By provincial law, water and sewer ratepayers in the city are responsible for bills associated with the system, making it a user-pay model. This makes it more equitable for those property owners, who are outside of the system, and they're using wells and septic systems instead.
By postponing the decision on 2019 until early 2018, users on the city's system are hoping they get additional grants to help offset rate increases. They're also hoping there are fewer line breaks over the winter, or the cost to remain the system remains the same.
However, if the city sees another winter like 2014, where there were many breaks and lots of expenses, then users may be forced to pay an increase of more than 5.5 per cent. Before leaving, the former operations manager apparently warned council many of the pipes in the city's water system were damaged by the tough winter, and they could be prone to breakage. This could be why, during the same meeting, councillors also agreed to spend more than a half-million dollars reinforcing some of their old pipes.
After the vote, Mayor Dave Canfield explained why the increases are necessary, noting they've been following the advice of their consultants, who were mandated by Queen's Park.
"So, there are different ways of looking at it and approaching it (the rates)," the mayor said Tuesday. "Next spring, we're going to have to re-address it and take a look at what the rate will be next year. Will it be the same, probably, but you never know."

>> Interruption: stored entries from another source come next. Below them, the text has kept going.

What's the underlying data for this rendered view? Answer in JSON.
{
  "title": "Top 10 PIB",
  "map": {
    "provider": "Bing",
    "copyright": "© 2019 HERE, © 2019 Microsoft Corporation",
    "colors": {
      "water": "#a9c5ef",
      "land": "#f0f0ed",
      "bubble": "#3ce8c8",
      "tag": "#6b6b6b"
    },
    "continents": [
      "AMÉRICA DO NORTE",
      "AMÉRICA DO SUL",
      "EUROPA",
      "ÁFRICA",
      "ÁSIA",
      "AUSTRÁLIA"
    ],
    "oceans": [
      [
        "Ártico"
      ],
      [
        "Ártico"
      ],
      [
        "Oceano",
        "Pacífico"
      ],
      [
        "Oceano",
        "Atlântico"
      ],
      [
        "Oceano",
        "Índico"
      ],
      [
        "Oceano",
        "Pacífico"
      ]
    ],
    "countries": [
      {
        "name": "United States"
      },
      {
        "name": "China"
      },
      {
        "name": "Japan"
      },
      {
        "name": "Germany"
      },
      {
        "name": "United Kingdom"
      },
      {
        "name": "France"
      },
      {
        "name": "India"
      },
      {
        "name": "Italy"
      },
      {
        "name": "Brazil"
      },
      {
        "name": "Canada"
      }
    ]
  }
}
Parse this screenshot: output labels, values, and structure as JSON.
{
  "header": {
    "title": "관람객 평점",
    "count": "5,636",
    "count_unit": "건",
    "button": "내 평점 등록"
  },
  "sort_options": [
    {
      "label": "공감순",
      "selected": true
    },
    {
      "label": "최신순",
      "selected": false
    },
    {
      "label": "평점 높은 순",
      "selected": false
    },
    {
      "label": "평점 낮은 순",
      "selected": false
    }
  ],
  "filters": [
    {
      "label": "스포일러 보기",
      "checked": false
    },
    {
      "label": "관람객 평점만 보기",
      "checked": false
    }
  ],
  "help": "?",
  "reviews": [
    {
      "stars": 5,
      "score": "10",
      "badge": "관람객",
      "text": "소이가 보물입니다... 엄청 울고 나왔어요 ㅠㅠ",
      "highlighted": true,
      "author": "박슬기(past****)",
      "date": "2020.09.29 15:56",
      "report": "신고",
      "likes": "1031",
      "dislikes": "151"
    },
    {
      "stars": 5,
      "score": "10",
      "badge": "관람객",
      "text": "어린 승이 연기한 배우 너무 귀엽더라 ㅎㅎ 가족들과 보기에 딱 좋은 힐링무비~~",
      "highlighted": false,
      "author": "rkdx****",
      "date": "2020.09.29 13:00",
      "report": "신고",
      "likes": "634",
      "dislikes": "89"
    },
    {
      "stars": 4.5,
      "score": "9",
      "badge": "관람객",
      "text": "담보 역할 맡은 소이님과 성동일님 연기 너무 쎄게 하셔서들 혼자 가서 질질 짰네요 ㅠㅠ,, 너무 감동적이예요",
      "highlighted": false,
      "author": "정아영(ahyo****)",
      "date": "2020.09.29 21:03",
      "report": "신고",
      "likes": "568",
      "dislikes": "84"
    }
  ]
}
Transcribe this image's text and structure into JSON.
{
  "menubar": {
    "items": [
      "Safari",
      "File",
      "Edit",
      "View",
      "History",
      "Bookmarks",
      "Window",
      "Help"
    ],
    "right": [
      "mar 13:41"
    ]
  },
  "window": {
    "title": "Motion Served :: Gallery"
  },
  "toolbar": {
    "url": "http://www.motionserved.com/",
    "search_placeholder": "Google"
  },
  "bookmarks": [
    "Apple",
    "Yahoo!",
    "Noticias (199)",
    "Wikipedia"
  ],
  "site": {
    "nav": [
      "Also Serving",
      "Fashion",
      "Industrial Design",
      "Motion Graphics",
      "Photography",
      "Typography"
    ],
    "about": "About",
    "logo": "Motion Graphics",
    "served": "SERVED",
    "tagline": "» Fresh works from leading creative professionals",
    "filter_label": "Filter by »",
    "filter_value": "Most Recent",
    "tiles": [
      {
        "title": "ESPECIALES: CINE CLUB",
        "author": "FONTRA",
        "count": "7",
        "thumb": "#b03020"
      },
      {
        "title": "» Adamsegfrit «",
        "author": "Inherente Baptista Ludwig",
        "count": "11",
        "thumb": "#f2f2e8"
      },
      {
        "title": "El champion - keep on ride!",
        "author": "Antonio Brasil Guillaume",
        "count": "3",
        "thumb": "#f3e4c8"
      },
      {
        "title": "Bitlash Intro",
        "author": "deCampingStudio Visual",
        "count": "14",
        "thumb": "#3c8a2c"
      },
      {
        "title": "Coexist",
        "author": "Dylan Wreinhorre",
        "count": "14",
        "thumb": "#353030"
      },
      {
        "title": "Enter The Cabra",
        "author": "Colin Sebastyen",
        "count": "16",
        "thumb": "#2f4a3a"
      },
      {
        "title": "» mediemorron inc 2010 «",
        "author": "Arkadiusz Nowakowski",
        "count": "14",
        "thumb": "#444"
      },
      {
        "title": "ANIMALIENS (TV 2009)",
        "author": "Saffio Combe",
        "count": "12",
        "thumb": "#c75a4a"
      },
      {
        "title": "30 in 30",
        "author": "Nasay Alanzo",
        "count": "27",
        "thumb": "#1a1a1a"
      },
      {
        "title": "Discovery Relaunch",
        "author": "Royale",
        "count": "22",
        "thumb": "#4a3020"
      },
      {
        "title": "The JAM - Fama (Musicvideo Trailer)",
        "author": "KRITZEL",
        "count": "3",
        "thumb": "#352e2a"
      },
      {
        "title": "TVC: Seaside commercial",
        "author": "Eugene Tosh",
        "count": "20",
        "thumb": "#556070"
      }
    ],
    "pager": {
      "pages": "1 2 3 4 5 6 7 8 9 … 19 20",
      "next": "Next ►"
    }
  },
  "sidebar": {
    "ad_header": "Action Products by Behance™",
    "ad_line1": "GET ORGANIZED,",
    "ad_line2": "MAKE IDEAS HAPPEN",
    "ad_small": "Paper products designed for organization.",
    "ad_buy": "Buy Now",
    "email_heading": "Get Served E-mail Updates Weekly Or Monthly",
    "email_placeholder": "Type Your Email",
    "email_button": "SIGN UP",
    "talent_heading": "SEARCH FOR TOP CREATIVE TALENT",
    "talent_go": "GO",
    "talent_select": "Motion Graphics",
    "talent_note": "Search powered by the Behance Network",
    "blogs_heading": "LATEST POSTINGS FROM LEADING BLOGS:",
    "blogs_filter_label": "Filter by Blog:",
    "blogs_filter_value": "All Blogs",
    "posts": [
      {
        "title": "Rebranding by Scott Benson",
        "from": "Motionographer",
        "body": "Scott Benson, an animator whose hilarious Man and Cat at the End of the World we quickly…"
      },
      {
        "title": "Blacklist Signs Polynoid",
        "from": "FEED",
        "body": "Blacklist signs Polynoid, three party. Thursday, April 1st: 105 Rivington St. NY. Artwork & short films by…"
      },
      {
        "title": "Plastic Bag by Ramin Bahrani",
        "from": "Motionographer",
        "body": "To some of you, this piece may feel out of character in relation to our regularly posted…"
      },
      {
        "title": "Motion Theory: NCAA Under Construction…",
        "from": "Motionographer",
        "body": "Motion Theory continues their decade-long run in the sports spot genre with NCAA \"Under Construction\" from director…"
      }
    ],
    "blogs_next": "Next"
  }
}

In recent years, the mayor has recognized the increasing burden on property taxpayers. On average, most home owners have seen their assessments go up, and this has led to property tax bill increases. The city has been mitigating these increases by reducing the city's portion of the bill.
In June, Kenora council agreed to a $91 increase in the property tax bill. However, it could've been worse.
The 2017 reassessment resulted in an increase in the residential tax base of 5.1 per cent. However, the last city budget introduced a 1.18 per cent decrease in the residential municipal tax rate, mitigating the increase for many home owners.
With the increase in assessment, a home owner paid about $2,630 in taxes on a home worth about $210,000 this year. In 2016, the same home was worth about $200,000, and the owner paid $2,539 in taxes.
Councillors have been lobbying Queen's Park for many years, saying a one per cent increase in the HST could reduce pressure on property taxes. However, this strategy has been rejected in Toronto.
The two-year rate hike was also proposed, in order to avoid a lame-duck period. It proceeds municipal elections, and the lame-duck period is meant to protect ratepayers, during the final weeks of a council's term.
By revisiting the increases early in the new year, councillors should have lots of time to consider water rates, well before the municipal election next fall and the start of the lame-duck period.
The issue also comes as the mayor is wavering on running for another term in office. This opens the door for another candidate to come forward, if they're considering a run for the mayor's chair.